Many parallel programming languages have been devised, but these systems are not in wide use, and most existing application code is written using languages such as C and C++ that do not natively support parallelism. Tuned parallel libraries can be used, but these are only suitable for the most common stereotypical tasks, and even library writers need something to program with. Frameworks can also be used, but these typically will only address one level of parallelism at once, such as multiple cores, and cannot coordinate code generation with the runtime, since one is unaware of the other.
In developing the RapidMind platform, we have taken a different approach. We start with a programming model, SPMD data-parallelism, that we know is both general and efficient. We provide access to this from existing C++ compilers, but without using the native C++ code generator: instead we provide our own, so that the generated code can be coordinated with the runtime. This allows us to exploit multiple granularities and mechanisms for parallelism simultaneously. The simplicity of the SPMD model means that the programmer can continue to work with familiar concepts, like functions and arrays, but can also directly express parallel algorithms in a natural and efficient way. We have also been able to map this programming model to widely divergent architectures with excellent performance, including GPUs, the Cell BE, and of course multicore CPUs. This portability is useful today but is also crucial in order to future-proof application code against likely changes in processor architectures. Our system takes a high-level abstraction of parallelism and maps it to what is available, and can do so efficiently.

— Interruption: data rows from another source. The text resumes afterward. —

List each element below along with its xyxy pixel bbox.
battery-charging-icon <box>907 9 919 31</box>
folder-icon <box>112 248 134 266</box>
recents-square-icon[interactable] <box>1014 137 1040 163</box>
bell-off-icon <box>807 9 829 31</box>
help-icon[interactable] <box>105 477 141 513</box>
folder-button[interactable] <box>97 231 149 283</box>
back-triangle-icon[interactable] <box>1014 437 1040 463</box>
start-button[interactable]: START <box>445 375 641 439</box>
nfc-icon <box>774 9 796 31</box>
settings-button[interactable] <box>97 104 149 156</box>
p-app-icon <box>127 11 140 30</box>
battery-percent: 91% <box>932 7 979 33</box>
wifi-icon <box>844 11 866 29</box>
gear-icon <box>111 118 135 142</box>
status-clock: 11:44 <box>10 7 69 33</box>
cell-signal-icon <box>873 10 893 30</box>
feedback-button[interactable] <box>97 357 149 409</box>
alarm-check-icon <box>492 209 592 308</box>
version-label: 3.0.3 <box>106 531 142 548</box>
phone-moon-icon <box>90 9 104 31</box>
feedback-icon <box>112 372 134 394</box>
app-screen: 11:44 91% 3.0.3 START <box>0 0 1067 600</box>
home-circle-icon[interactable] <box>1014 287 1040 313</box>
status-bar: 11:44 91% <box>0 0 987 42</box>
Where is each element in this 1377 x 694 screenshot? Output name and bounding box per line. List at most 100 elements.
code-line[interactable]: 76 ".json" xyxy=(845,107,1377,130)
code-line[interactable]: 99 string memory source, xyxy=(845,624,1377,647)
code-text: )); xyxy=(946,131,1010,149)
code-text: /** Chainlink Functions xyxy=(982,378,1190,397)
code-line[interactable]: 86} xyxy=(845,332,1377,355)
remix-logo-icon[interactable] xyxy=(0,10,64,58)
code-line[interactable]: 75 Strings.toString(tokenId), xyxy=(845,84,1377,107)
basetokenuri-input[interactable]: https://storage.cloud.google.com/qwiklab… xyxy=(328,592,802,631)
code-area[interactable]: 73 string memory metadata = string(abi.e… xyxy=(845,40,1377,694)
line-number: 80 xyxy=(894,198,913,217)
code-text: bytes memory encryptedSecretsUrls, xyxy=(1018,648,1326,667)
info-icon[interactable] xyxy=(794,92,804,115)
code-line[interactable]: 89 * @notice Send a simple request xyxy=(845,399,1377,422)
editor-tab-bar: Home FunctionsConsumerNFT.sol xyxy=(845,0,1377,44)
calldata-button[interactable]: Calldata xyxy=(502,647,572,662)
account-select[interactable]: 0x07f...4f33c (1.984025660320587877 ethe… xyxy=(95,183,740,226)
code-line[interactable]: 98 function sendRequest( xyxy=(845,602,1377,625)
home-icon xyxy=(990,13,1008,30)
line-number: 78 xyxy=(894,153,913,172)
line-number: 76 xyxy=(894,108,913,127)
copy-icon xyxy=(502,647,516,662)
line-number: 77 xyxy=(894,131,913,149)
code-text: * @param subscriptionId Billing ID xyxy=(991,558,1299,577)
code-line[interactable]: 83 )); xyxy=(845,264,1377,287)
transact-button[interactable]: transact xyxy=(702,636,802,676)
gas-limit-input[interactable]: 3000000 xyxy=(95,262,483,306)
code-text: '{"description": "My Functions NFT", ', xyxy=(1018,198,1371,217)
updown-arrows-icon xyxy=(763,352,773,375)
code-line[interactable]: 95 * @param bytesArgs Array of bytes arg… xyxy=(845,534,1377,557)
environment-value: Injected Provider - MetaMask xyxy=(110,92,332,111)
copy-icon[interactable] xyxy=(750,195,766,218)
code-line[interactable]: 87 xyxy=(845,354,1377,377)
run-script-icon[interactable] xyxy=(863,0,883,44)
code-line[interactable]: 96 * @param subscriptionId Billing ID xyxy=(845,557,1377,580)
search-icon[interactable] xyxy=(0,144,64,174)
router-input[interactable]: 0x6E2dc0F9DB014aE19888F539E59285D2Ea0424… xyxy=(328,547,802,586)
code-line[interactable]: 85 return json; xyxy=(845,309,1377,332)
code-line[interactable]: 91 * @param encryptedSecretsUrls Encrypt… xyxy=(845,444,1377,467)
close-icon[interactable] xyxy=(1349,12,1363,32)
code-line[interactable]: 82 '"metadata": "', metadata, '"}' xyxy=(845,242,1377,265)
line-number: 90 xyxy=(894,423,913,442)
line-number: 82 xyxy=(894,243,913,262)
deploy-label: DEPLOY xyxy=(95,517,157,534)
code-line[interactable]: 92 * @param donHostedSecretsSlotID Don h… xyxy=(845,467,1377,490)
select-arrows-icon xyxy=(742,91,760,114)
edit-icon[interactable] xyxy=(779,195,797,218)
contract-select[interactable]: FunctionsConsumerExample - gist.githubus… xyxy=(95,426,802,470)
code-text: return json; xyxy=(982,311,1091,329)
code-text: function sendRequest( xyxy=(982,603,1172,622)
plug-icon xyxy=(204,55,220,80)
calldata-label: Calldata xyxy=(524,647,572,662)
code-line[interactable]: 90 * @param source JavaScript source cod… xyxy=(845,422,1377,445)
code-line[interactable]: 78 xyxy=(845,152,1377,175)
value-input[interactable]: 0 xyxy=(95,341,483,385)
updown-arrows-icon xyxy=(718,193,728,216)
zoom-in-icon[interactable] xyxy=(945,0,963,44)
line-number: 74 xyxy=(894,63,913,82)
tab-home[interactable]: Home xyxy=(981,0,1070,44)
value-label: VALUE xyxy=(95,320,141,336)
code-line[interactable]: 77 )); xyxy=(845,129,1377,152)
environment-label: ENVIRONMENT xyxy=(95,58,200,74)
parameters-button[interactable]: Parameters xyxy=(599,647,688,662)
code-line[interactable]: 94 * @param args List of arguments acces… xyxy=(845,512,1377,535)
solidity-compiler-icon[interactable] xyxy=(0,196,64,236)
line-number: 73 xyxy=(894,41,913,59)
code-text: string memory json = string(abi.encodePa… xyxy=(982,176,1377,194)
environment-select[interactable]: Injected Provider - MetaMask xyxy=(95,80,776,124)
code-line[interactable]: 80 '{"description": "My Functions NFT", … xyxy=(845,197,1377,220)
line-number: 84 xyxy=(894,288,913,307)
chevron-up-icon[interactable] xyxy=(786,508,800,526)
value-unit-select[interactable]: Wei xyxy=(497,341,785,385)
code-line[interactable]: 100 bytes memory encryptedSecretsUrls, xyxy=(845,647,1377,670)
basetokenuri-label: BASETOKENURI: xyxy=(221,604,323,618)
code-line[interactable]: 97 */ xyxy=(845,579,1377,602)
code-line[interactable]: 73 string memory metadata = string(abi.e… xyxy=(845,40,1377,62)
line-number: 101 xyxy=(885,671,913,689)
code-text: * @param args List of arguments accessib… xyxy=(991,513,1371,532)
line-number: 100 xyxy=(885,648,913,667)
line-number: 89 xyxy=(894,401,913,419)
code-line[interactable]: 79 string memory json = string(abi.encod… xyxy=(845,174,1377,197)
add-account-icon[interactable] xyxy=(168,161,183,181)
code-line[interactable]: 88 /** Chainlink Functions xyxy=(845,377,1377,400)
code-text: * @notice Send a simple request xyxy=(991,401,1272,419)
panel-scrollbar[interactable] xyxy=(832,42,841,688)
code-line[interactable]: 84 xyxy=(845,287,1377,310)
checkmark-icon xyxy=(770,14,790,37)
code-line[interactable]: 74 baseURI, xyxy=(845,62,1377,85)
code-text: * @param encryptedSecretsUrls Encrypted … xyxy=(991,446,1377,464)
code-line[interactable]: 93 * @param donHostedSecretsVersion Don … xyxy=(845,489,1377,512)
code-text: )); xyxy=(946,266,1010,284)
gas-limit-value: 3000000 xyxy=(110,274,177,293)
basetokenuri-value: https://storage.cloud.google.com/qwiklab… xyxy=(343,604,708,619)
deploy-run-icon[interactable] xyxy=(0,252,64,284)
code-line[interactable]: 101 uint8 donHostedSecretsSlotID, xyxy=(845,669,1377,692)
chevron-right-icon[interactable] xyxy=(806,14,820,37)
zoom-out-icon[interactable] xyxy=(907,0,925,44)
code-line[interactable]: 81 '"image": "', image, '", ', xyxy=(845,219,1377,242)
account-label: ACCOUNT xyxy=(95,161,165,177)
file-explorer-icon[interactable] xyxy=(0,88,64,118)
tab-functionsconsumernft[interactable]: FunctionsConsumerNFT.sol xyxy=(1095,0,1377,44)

In summary, efficient performance on modern multicore processors requires an aggressive approach to parallelism. There are many performance mechanisms in modern processors, including but not limited to multiple cores, that depend on parallelism. In addition, memory bandwidth and latency can severely degrade performance if not managed, but "spare" parallelism can be used to hide latency. Data-parallel programming models can be used to express the required level of parallelism but also to expose coherent memory access patterns, which can be used to optimize memory bandwidth. A sufficiently general data-parallel computational model, such as the SPMD model, is as powerful as a task-parallel programming model, so no generality is lost in using this more efficient and scalable approach. Finally, the fact that this model is capable of providing portability means that application logic can be decoupled from hardware deployment, providing more choices to the software developer and providing a measure of security that their code will continue to perform well on future massively multicore processors.
About the Author
Michael McCool is an Associate Professor at the University of Waterloo and co-founder of RapidMind. He continues to perform research within the Computer Graphics Lab at the University of Waterloo. Professor McCool has a diverse set of published papers, and his research interests include high-quality real-time rendering, global and local illumination, hardware algorithms, parallel computing, reconfigurable computing, interval and Monte Carlo methods and applications, end-user programming and metaprogramming, image and signal processing, and sampling. Michael has degrees in Computer Engineering and Computer Science.